Does anyone know of a reason that rsync would be considered improper (not "forensically sound") to use in this fashion?
Does anyone know of a reason that rsync would be considered improper (not "forensically sound") to use in this fashion?
Isn't it the other way around – rsync is assumed to be dirty, until you show it isn't? What is your reason for believing it is? How did you test it? (What implementation of rsync is this?) As your question is so general, it's seems not just a question if it works in your particular case, but if it works in all cases (for HFS+, at least).
How does the md5 hash you used for testing relate to forked files? Does the tool you use hash only a single fork, or all of them?
How did you check metadata integrity – eyeballing, or a more detailed check?
Some more questions
File names up to 255 characters – does that work? Full Unicode file name – do they survive? (Also the private use areas of Unicode?) n-forked files – did you test that? What about journaling – does that survive? Of course, it would be useful to verify that large files survives as well – at least well past the 4Gb boundary. Done? HFS+ has ACLs – do they survive? Extended attributes?
(I recently read an article on testing tar for file transfer, and the problems involved with some very special cases, like sparse files – if HFS+ has anything like that, you may want to consider if a 'holey' file, and a file where all holes have been replaced with 0's really are the same from a forensic point of view. At the read() level, they are, but … )

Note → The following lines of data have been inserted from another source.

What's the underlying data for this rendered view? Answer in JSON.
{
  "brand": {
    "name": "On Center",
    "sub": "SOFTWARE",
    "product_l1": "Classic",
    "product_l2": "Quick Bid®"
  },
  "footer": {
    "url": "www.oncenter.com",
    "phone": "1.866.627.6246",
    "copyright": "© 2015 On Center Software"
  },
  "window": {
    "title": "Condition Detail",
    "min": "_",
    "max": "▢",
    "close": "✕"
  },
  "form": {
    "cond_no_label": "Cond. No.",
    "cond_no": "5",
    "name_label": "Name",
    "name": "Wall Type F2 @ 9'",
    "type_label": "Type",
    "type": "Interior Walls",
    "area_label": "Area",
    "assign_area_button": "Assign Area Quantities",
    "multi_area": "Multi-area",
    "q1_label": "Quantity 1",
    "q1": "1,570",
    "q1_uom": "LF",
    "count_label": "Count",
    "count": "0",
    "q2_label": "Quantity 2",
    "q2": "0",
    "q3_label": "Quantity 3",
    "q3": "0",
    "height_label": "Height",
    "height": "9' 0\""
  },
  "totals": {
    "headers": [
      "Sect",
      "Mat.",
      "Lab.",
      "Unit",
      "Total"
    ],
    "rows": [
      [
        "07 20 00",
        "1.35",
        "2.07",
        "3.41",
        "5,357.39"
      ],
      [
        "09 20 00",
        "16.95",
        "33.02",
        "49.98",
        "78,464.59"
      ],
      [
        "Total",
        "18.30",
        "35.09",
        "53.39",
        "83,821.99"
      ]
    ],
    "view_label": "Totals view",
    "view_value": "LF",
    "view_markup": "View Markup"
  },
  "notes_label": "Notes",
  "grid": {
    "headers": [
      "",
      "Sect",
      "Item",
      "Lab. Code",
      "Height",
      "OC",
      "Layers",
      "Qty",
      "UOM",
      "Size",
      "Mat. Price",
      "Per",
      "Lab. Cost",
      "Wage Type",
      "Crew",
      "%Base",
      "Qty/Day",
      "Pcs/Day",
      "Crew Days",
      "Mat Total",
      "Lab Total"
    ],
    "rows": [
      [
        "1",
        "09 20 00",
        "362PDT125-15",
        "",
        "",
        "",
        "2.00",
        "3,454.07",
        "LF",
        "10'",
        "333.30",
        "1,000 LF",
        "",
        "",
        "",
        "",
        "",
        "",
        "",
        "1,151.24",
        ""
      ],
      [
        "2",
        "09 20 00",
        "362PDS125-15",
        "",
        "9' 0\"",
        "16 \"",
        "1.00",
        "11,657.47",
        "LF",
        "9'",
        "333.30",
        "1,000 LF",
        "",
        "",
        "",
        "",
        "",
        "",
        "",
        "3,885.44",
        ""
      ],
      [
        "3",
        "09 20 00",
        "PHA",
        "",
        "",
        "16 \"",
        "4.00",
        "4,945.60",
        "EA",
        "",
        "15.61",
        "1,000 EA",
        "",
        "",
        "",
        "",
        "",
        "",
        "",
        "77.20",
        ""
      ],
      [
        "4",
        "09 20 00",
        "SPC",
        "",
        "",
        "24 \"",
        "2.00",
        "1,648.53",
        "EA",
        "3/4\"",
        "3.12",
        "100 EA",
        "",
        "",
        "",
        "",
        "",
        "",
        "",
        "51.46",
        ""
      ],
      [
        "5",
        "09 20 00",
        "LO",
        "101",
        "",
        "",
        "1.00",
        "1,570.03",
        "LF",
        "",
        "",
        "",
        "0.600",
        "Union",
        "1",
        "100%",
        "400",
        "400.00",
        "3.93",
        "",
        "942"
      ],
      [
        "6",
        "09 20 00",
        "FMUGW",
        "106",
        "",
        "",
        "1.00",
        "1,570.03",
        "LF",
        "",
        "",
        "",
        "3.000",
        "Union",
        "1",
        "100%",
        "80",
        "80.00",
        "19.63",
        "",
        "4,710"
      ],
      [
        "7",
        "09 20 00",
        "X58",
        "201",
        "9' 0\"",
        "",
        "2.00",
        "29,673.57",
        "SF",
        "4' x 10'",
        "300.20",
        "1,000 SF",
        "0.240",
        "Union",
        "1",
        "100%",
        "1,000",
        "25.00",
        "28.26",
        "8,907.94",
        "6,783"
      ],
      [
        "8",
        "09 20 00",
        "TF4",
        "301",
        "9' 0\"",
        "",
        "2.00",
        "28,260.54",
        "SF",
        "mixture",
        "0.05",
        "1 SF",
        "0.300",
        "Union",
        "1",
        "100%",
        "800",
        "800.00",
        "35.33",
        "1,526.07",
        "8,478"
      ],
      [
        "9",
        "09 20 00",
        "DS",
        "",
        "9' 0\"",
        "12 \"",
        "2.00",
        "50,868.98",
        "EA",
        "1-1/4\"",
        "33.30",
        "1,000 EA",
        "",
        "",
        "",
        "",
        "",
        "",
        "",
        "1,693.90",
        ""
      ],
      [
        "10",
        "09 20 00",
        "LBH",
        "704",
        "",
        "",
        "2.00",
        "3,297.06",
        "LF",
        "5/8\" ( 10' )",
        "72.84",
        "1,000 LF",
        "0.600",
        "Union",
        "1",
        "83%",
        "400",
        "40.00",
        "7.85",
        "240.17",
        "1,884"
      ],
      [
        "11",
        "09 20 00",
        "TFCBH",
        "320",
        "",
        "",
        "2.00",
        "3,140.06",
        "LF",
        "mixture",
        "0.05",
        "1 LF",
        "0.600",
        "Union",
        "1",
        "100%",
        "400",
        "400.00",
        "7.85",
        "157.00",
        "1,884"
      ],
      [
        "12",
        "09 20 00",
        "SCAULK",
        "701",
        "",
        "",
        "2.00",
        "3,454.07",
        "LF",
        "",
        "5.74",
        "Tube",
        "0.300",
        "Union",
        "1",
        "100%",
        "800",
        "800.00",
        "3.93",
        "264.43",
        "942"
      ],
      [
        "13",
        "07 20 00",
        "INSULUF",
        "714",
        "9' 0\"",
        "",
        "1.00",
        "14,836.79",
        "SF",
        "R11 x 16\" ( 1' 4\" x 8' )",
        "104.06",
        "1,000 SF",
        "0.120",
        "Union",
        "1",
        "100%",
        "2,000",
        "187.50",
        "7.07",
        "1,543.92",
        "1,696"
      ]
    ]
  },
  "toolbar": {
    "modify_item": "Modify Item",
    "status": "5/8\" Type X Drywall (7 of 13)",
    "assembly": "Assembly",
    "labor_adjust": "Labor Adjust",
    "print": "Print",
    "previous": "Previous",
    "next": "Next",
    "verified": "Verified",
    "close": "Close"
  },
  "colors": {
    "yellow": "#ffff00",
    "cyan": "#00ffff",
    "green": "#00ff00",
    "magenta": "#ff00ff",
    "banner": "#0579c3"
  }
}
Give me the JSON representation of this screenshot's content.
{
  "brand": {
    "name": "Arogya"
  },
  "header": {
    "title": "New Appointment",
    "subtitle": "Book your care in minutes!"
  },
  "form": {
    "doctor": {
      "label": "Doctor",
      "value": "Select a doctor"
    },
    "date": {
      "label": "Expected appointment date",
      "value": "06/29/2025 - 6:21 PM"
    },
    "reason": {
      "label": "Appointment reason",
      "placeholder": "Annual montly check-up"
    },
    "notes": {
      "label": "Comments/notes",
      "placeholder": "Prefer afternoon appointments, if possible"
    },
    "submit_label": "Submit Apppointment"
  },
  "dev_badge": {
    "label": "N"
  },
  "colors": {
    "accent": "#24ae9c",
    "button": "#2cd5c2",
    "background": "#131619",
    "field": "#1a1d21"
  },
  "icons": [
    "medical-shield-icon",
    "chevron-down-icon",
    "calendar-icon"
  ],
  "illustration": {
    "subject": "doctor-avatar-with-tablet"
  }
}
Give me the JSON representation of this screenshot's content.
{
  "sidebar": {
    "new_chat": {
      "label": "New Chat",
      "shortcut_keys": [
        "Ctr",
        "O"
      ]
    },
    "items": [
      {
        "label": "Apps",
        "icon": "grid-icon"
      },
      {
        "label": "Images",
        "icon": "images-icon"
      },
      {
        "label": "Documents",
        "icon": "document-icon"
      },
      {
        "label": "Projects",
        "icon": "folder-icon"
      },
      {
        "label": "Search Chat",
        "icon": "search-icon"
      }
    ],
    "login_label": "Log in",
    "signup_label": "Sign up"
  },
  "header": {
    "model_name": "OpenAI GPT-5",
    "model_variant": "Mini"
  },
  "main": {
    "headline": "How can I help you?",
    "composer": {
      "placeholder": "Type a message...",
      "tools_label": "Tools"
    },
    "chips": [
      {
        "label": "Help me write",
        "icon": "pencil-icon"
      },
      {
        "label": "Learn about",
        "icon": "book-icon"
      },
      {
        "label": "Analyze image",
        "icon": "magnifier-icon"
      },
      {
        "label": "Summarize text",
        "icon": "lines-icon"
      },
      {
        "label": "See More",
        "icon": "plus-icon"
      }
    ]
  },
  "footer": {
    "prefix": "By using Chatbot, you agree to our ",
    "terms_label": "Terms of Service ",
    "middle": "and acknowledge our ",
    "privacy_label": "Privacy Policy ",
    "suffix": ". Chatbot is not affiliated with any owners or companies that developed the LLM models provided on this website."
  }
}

What error cases are there – if there is an error, will you learn of it? Or will rsync just quietly die, leaving you to believe that everything worked as planned?
In the general case, *all* information should make it over – in special cases, it is enough if only the important information does. If yours should be a special case, do you know what information doesn't make it?
But basically it's a question of who you want to convince that rsync can be used for forensic purposes, and how you will convince them that it is.
Thank you athulin, your post provides many different ways in which this method (rsync) should be tested. I'll perform more detailed testing and report the results here, unless someone else posts their experience ("I tried this method and discovered that rsync did not handle the resource fork correctly", etc) before I am finished with the testing.